Fix: Validate the deep link URL against expected patterns. Require that auth tokens from deep links are also validated server-side.

🟡 MEDIUM | Console Log in Production | src/api/auth.ts:45
console.log('API Response:', response) — response body may contain auth tokens. Logs are accessible via USB on any device.
Fix: Remove console.log from production code. Use __DEV__ guard if logging is needed for debugging.

Common False Positives

Do NOT flag:

• AsyncStorage for non-sensitive user preferences: theme, language, onboarding seen, notification preferences
• AsyncStorage for non-sensitive app state: last visited tab, search history (non-PII)
• console.log inside if (__DEV__) blocks — these are stripped in production builds
• HTTP URLs that are clearly for local development: http://localhost:, http://10.0.2.2: (Android emulator)
• expo-secure-store usage — this is the correct API for Expo, do not flag it
• react-native-keychain usage — this is correct, do not flag it

Stack-Specific Notes

Expo managed workflow: expo-secure-store is the correct storage for sensitive data. It is not available in Expo Go (uses AsyncStorage fallback) — but production builds use native Keychain/Keystore. Flag AsyncStorage for tokens even in managed workflow apps.
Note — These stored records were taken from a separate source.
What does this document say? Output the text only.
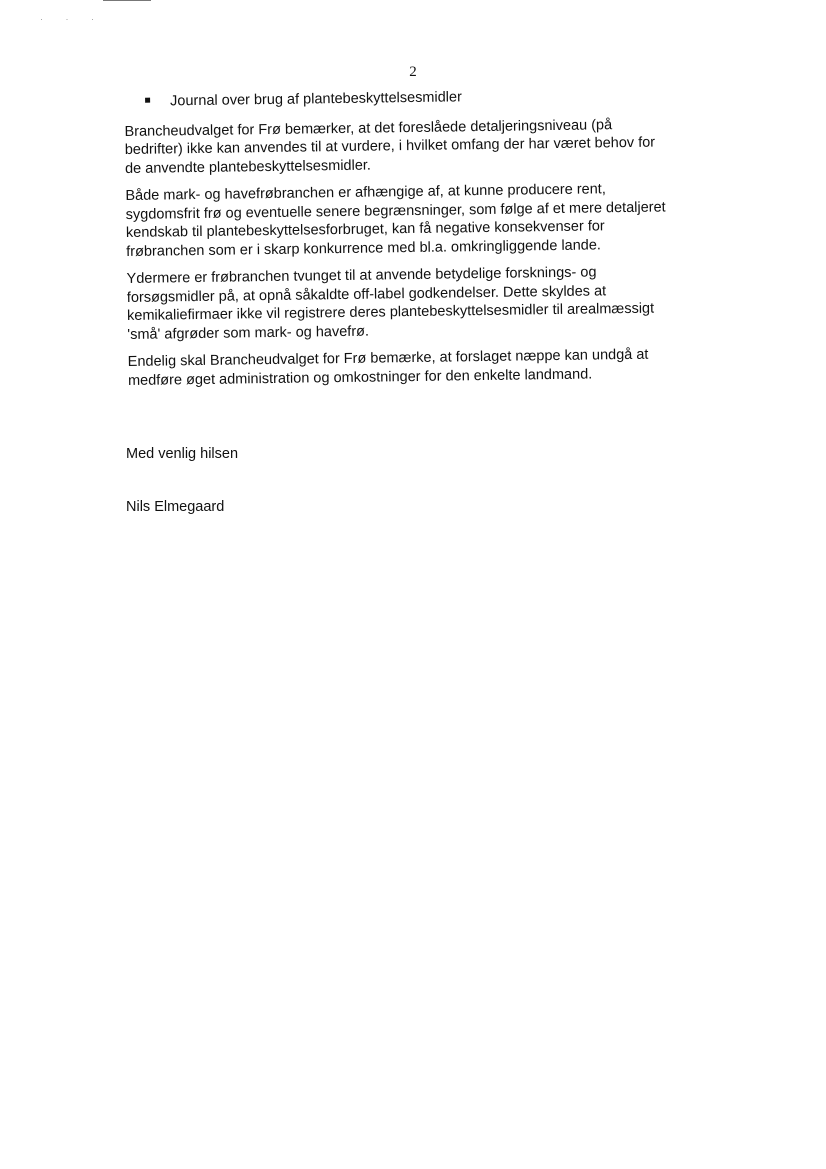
· · ·
2
Journal over brug af plantebeskyttelsesmidler

Brancheudvalget for Frø bemærker, at det foreslåede detaljeringsniveau (på
bedrifter) ikke kan anvendes til at vurdere, i hvilket omfang der har været behov for
de anvendte plantebeskyttelsesmidler.

Både mark- og havefrøbranchen er afhængige af, at kunne producere rent,
sygdomsfrit frø og eventuelle senere begrænsninger, som følge af et mere detaljeret
kendskab til plantebeskyttelsesforbruget, kan få negative konsekvenser for
frøbranchen som er i skarp konkurrence med bl.a. omkringliggende lande.

Ydermere er frøbranchen tvunget til at anvende betydelige forsknings- og
forsøgsmidler på, at opnå såkaldte off-label godkendelser. Dette skyldes at
kemikaliefirmaer ikke vil registrere deres plantebeskyttelsesmidler til arealmæssigt
'små' afgrøder som mark- og havefrø.

Endelig skal Brancheudvalget for Frø bemærke, at forslaget næppe kan undgå at
medføre øget administration og omkostninger for den enkelte landmand.

Med venlig hilsen
Nils Elmegaard
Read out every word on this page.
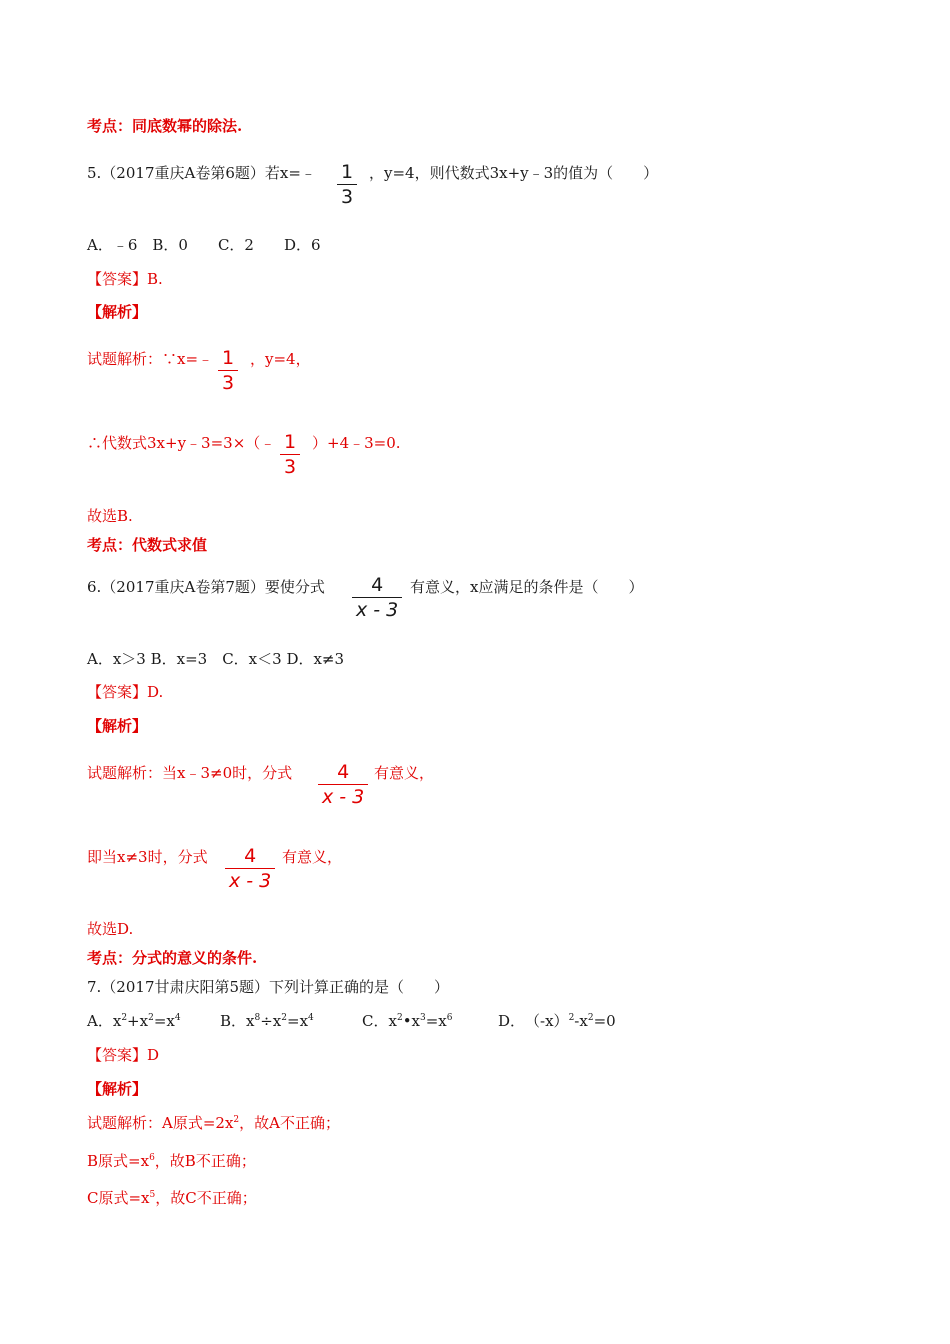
考点：同底数幂的除法.
5.（2017重庆A卷第6题）若x=﹣ $\frac{1}{3}$ ，y=4，则代数式3x+y﹣3的值为（　　）
A．﹣6　B．0　　C．2　　D．6
【答案】B.
【解析】
试题解析：∵x=﹣ $\frac{1}{3}$ ，y=4，
∴代数式3x+y﹣3=3×（﹣ $\frac{1}{3}$ ）+4﹣3=0.
故选B.
考点：代数式求值
6.（2017重庆A卷第7题）要使分式 $\frac{4}{x - 3}$ 有意义，x应满足的条件是（　　）
A．x＞3 B．x=3　C．x＜3 D．x≠3
【答案】D.
【解析】
试题解析：当x﹣3≠0时，分式 $\frac{4}{x - 3}$ 有意义，
即当x≠3时，分式 $\frac{4}{x - 3}$ 有意义，
故选D.
考点：分式的意义的条件.
7.（2017甘肃庆阳第5题）下列计算正确的是（　　）
A．$x^2+x^2=x^4$	B．$x^8\div x^2=x^4$	C．$x^2•x^3=x^6$	D．$(-x)^2-x^2=0$
【答案】D
【解析】
试题解析：A原式$=2x^2$，故A不正确；
B原式$=x^6$，故B不正确；
C原式$=x^5$，故C不正确；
Expo bare workflow / React Native CLI: react-native-keychain is the standard. expo-secure-store also works if the Expo modules are installed.

Android network security: Check android/app/src/main/res/xml/network_security_config.xml for <domain cleartextTrafficPermitted="true"> entries pointing to production domains.
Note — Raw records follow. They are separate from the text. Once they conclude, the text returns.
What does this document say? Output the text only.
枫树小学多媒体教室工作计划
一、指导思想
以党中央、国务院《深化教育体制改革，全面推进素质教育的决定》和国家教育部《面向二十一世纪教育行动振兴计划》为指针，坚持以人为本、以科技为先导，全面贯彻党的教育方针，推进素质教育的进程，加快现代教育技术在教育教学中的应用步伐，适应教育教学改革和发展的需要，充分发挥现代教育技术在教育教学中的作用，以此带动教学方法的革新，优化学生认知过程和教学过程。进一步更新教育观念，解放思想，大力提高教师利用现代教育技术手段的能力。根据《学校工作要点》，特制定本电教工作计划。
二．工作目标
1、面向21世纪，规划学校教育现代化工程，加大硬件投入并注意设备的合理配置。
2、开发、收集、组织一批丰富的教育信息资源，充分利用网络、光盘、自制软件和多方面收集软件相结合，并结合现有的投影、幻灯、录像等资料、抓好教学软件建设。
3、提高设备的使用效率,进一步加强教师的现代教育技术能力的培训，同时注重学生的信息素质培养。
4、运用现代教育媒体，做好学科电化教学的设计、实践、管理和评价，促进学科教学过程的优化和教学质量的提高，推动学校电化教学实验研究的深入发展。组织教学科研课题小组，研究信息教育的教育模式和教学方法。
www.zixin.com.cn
iOS App Transport Security: Check ios/*/Info.plist for NSAllowsArbitraryLoads: true or NSAllowsLocalNetworking: true in production context.

Hermes engine: In Hermes-enabled builds, console.log is still present in production unless explicitly removed. The Metro bundler does not strip console calls by default.

Code Push / OTA updates: Secrets in JS bundle are also exposed to any device that receives an OTA update — the attack surface is the same as the initial install.